Я немного растерялся, не по моей части вопрос явно, посмотрел на часы и ответил:
- Через час примерно. А ты уже есть хочешь?
Маша стояла неподалеку, в разговор не вмешивалась и слегка улыбалась.
- Нет. Я конфет хочу, а мама говорит, что до обеда нельзя. - ответила Лика и спросила: - А час - это долго?
- Нет, пожалуй. Погуляешь с мамой, и час как раз пройдет. Договорились?
Она с серьезным видом кивнула. Ну что же, я молодец, и конфетный кризис разрулил. Прирожденный политик, Бриан, который голова.
Александр Бурко.
30 марта, пятница, день.
- Александр Николаевич! Вы зачем так поступаете?
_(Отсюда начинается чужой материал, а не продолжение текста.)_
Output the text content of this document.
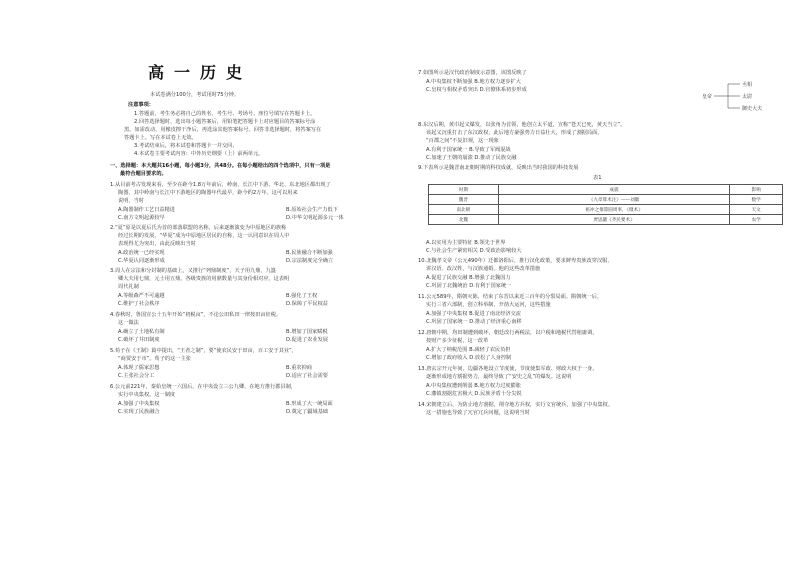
高一历史
本试卷满分100分，考试用时75分钟。
注意事项：
1.答题前，考生务必将自己的姓名、考生号、考场号、座位号填写在答题卡上。
2.回答选择题时，选出每小题答案后，用铅笔把答题卡上对应题目的答案标号涂
黑。如需改动，用橡皮擦干净后，再选涂其他答案标号。回答非选择题时，将答案写在
答题卡上。写在本试卷上无效。
3.考试结束后，将本试卷和答题卡一并交回。
4.本试卷主要考试内容：中外历史纲要（上）前两单元。
一、选择题：本大题共16小题，每小题3分，共48分。在每小题给出的四个选项中，只有一项是
最符合题目要求的。
1.从目前考古发现来看，至少在距今1.8万年前后，岭南、长江中下游、华北、东北地区都出现了
陶器，其中岭南与长江中下游地区的陶器年代最早，距今约2万年。这可以用来
说明，当时
A.陶器制作工艺日益精进	B.原始社会生产力低下
C.南方文明起源较早	D.中华文明起源多元一体
2.“夏”原是以夏后氏为首的部落联盟的名称，后来逐渐演变为中原地区的族称
经过长期的发展，“华夏”成为中原地区居民的自称，这一认同意识在周人中
表现得尤为突出，由此反映出当时
A.政治统一已经实现	B.民族融合不断加强
C.华夏认同逐渐形成	D.宗法制度完全确立
3.周人在宗法和分封制的基础上，又推行“列鼎制度”，天子用九鼎，九簋
卿大夫用七鼎，元士用五鼎。各级贵族的用鼎数量与其身份相对应。这表明
周代礼制
A.等级森严不可逾越	B.强化了王权
C.维护了社会秩序	D.保障了平民权益
4.春秋时，鲁国宣公十五年开始“初税亩”，不论公田私田一律按田亩征税。
这一做法
A.确立了土地私有制	B.增加了国家赋税
C.破坏了井田制度	D.促进了农业发展
5.荀子在《王制》篇中提出，“王者之制”，要“使农民安于田亩，百工安于其业”，
“商贾安于市”。荀子的这一主张
A.体现了儒家思想	B.重农抑商
C.主张社会分工	D.适应了社会需要
6.公元前221年，秦始皇统一六国后，在中央设立三公九卿，在地方推行郡县制，
实行中央集权。这一制度
A.加强了中央集权	B.形成了大一统局面
C.实现了民族融合	D.奠定了疆域基础
7.如图所示是汉代政治制度示意图，该图反映了
A.中央集权不断加强 B.地方权力逐步扩大
C.皇权与相权矛盾突出 D.官僚体系初步形成
皇帝
丞相
太尉
御史大夫
8.东汉后期，黄巾起义爆发，以张角为首领，他创立太平道，宣称“苍天已死，黄天当立”。
该起义沉重打击了东汉政权，此后地方豪强势力日益壮大，形成了割据局面，
“百郡之间”不复旧观，这一现象
A.有利于国家统一 B.导致了军阀混战
C.加速了王朝的崩溃 D.推动了民族交融
9.下表所示是魏晋南北朝时期的科技成就，反映出当时我国的科技发展
表1
时期	成就	影响
魏晋	《九章算术注》——刘徽	数学
南北朝	祖冲之推算圆周率，《缀术》	天文
北魏	贾思勰《齐民要术》	农学
A.以实用为主要特征 B.领先于世界
C.与社会生产紧密相关 D.受政治影响较大
10.北魏孝文帝（公元490年）迁都洛阳后，推行汉化政策，要求鲜卑贵族改穿汉服、
讲汉语、改汉姓，与汉族通婚。他的这些改革措施
A.促进了民族交融 B.增强了北魏国力
C.巩固了北魏统治 D.有利于国家统一
11.公元589年，隋朝灭陈，结束了东晋以来近三百年的分裂局面。隋朝统一后，
实行三省六部制，创立科举制，开凿大运河，这些措施
A.加强了中央集权 B.促进了南北经济交流
C.巩固了国家统一 D.推动了经济重心南移
12.唐朝中期，均田制遭到破坏，朝廷改行两税法，以户税和地税代替租庸调，
按财产多少征税，这一改革
A.扩大了纳税范围 B.减轻了农民负担
C.增加了政府收入 D.放松了人身控制
13.唐玄宗开元年间，边疆各地设立节度使，节度使集军政、财政大权于一身，
逐渐形成地方割据势力，最终导致了“安史之乱”的爆发。这说明
A.中央集权遭到削弱 B.地方权力过度膨胀
C.藩镇割据危害极大 D.民族矛盾十分尖锐
14.宋朝建立后，为防止地方割据，削夺地方兵权，实行文官统兵，加强了中央集权。
这一措施也导致了冗官冗兵问题，这说明当时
Вы как смеете?
Седоватый, упитанный мужчина лет пятидесяти, с красным от злости лицом, в рубашке без галстука и ботинках без шнурков, стоял по ту сторону решетчатой двери, отделявшей его от собеседника. Дверь была совсем новая, покрашенная белой краской, но от этого не ставшая более привлекательной - все же она отделяла тесную бетонную коробку тюремной камеры, в которой стены даже и не красил никто, давая возможность рассмотреть плотно пригнанные фундаментные блоки, от столь же мрачного коридора. Откидная деревянная полка без матраса, металлический унитаз и раковина в углу. С каждым словом мужчина постукивал мясистой ладонью по толстым вертикальным стальным прутьям, отчего те тихо гудели.
В конце коридора стоял стол, за которым, читая книгу, разложенную под настольной лампой, сидел охранник в черной форме, какую теперь носили подчиненные Пасечника. На поясе дубинка, электрошокер, баллончик с экстрактом красного перца. Без оружия, естественно. Стук по двери привлек его внимание, он поднял голову. Убедившись, что ничего внештатного не происходит, он снова уткнулся в книгу.
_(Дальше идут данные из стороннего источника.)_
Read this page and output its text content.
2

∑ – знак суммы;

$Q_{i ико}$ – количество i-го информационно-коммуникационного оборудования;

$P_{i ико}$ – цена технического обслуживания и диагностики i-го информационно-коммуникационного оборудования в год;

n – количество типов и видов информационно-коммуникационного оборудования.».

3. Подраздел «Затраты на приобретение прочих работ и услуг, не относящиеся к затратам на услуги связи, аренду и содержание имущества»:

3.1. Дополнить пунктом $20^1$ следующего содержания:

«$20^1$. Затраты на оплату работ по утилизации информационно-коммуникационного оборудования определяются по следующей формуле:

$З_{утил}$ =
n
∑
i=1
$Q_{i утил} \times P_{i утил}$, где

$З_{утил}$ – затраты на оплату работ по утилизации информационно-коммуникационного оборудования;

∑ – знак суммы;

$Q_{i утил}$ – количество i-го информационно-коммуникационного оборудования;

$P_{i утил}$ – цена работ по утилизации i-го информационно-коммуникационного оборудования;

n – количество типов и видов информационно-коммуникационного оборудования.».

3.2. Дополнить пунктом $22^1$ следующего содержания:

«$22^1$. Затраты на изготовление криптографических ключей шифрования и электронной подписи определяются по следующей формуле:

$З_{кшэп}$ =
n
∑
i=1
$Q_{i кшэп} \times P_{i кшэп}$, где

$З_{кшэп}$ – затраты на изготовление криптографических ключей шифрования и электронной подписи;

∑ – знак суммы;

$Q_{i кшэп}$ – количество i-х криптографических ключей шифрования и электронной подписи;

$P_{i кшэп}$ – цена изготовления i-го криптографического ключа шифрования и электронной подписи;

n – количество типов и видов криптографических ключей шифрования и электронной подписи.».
- А что вас так удивляет, Петр Валерьевич? - вежливо спросил Бурко, улыбнувшись арестанту. - А чего вы ожидали, приехав сюда за убежищем?
Бурко стоял напротив решетчатой двери, прислонившись к холодной бетонной стене и сложив руки на груди. Он откровенно забавлялся происходящим, и это явно злило человека в камере, который видел насмешку.
- Я ожидал человеческого обращения, прежде всего! И уважения! - выкрикнул человек за решеткой. - В конце концов, я ваш партнер!
- Вот только о партнерстве не надо! - даже засмеялся Бурко, в защитном жесте подняв ладони перед собой. - Как вы стали моим, с позволения сказать, партнером, это вообще печальная история. Для меня печальная, для вас, скорее всего, радостная. Странно другое... А почему вы решили искать спасения здесь?
Вопрос явно озадачил того, кого называли Петром Валерьевичем. Судя по всему, он до сих пор не дал себе труда задуматься об этом, хоть и просидел в камере со вчерашнего дня. Петр Валерьевич принадлежал к тому типу государственных людей, который считал все в стране своей собственностью. Когда он вдруг "входил в долю" в какую-нибудь компанию, он искренне полагал, что так и надо. Для чего тогда эти компании нужны, для чего тогда он занимает свое кресло в своем кабинете? И элементарный вопрос Бурко поставил его в тупик. На красном широком лице отразилась напряженная работа мысли, затем мысль явно вылилась в очередную вспышку праведного гнева.